Preparation, Transparency Crucial to Handling Data Breaches, Conference Panelists Say

One of the biggest mistakes a company that experiences a data breach can make is to downplay the size of the breach and its effect on the victims, said attorney Jamie Sheller at the HB Litigation Conferences Second Annual NetDiligence® Cyber Risk & Privacy Liability Forum on June 9 in Philadelphia.

Source: Source: NetDiligence Cyber Risk & Privacy Liability Forum | Published on June 10, 2011

Sheller, a plaintiff’s attorney with Sheller, P.C. in Philadelphia said that downplaying the magnitude of a breach “inflames the victims” and “inflames the courts” when the real statistics are revealed to the government.

Defense attorney John Mullen of Nelson, Levine, de Luca & Horst in Philadelphia, who also sat on the panel, said that companies need to assume there’s going to be litigation when a data breach takes place.   He suggested that companies be sure to make the “right deals with the right  vendors” to provide credit monitoring to victims before a breach takes place and to avoid “panic buying” when it does.
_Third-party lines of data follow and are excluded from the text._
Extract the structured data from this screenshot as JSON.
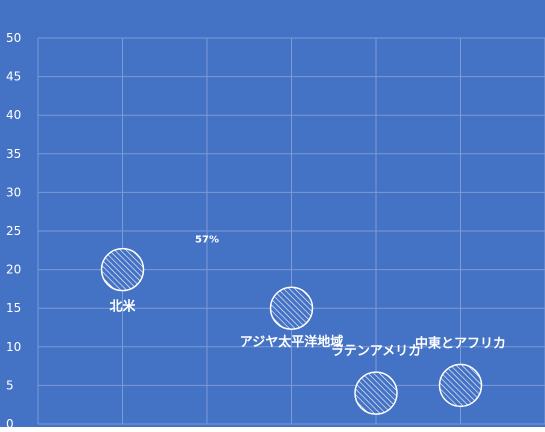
{
  "chart_data": {
    "type": "scatter",
    "title": "",
    "xlabel": "",
    "ylabel": "",
    "xlim": [
      0,
      6
    ],
    "ylim": [
      0,
      50
    ],
    "yticks": [
      0,
      5,
      10,
      15,
      20,
      25,
      30,
      35,
      40,
      45,
      50
    ],
    "grid": true,
    "legend": "none",
    "colors": {
      "background": "#4472c4",
      "grid": "#7c9ad6",
      "marker_fill": "#4472c4",
      "marker_stroke": "#ffffff",
      "text": "#ffffff"
    },
    "points": [
      {
        "label": "北米",
        "x": 1,
        "y": 20
      },
      {
        "label": "アジヤ太平洋地域",
        "x": 3,
        "y": 15
      },
      {
        "label": "ラテンアメリカ",
        "x": 4,
        "y": 4
      },
      {
        "label": "中東とアフリカ",
        "x": 5,
        "y": 5
      }
    ],
    "annotations": [
      {
        "text": "57%",
        "x": 2,
        "y": 23.5
      }
    ]
  }
}
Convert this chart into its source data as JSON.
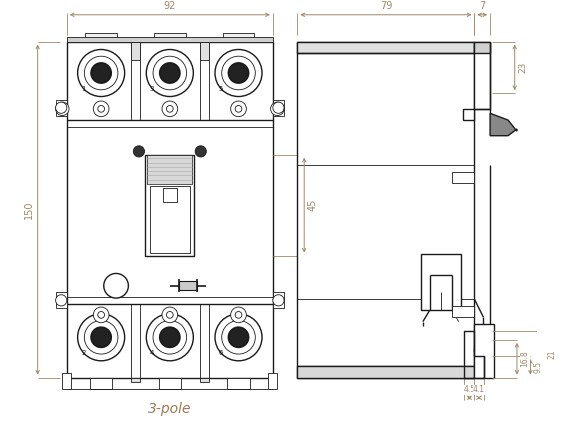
{
  "bg_color": "#ffffff",
  "line_color": "#1a1a1a",
  "dim_color": "#a08868",
  "label_color": "#a07850",
  "fig_width": 5.61,
  "fig_height": 4.41,
  "label_3pole": "3-pole",
  "dim_92": "92",
  "dim_150": "150",
  "dim_45": "45",
  "dim_79": "79",
  "dim_7": "7",
  "dim_23": "23",
  "dim_168": "16.8",
  "dim_95": "9.5",
  "dim_21": "21",
  "dim_45b": "4.5",
  "dim_41": "4.1"
}
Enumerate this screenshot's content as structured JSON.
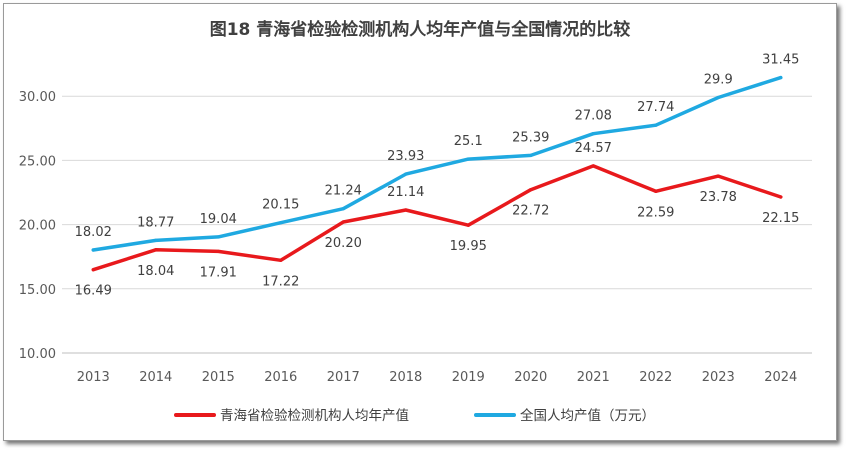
{
  "chart_data": {
    "type": "line",
    "title": "图18   青海省检验检测机构人均年产值与全国情况的比较",
    "categories": [
      "2013",
      "2014",
      "2015",
      "2016",
      "2017",
      "2018",
      "2019",
      "2020",
      "2021",
      "2022",
      "2023",
      "2024"
    ],
    "ylim": [
      10,
      35
    ],
    "yticks": [
      "10.00",
      "15.00",
      "20.00",
      "25.00",
      "30.00"
    ],
    "grid": true,
    "legend_position": "bottom",
    "series": [
      {
        "name": "青海省检验检测机构人均年产值",
        "color": "#e8191c",
        "values": [
          16.49,
          18.04,
          17.91,
          17.22,
          20.2,
          21.14,
          19.95,
          22.72,
          24.57,
          22.59,
          23.78,
          22.15
        ],
        "labels": [
          "16.49",
          "18.04",
          "17.91",
          "17.22",
          "20.20",
          "21.14",
          "19.95",
          "22.72",
          "24.57",
          "22.59",
          "23.78",
          "22.15"
        ]
      },
      {
        "name": "全国人均产值（万元）",
        "color": "#1fa9e1",
        "values": [
          18.02,
          18.77,
          19.04,
          20.15,
          21.24,
          23.93,
          25.1,
          25.39,
          27.08,
          27.74,
          29.9,
          31.45
        ],
        "labels": [
          "18.02",
          "18.77",
          "19.04",
          "20.15",
          "21.24",
          "23.93",
          "25.1",
          "25.39",
          "27.08",
          "27.74",
          "29.9",
          "31.45"
        ]
      }
    ]
  }
}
“Even if you provide the best package [to victims] you’re not going to stop anyone from suing you,” he said.

Panelist Richard Bortnick, a defense attorney with Cozen & O’Connor in Conshohocken, PA, said there are three typical scenarios in data breach cases—first, where the company assumes the risk of the breach before it occurs; second, where the company purchases data breach insurance coverage; and third, where the company has done nothing to prepare for a breach.

He said that the last scenario occurs in the “majority of cases.”

Bortnick also stated that the issue of cyber security is “in the cross-hairs of the federal government,” not only of the United States, but other countries throughout the world.

“This is a global, international problem,”  he said.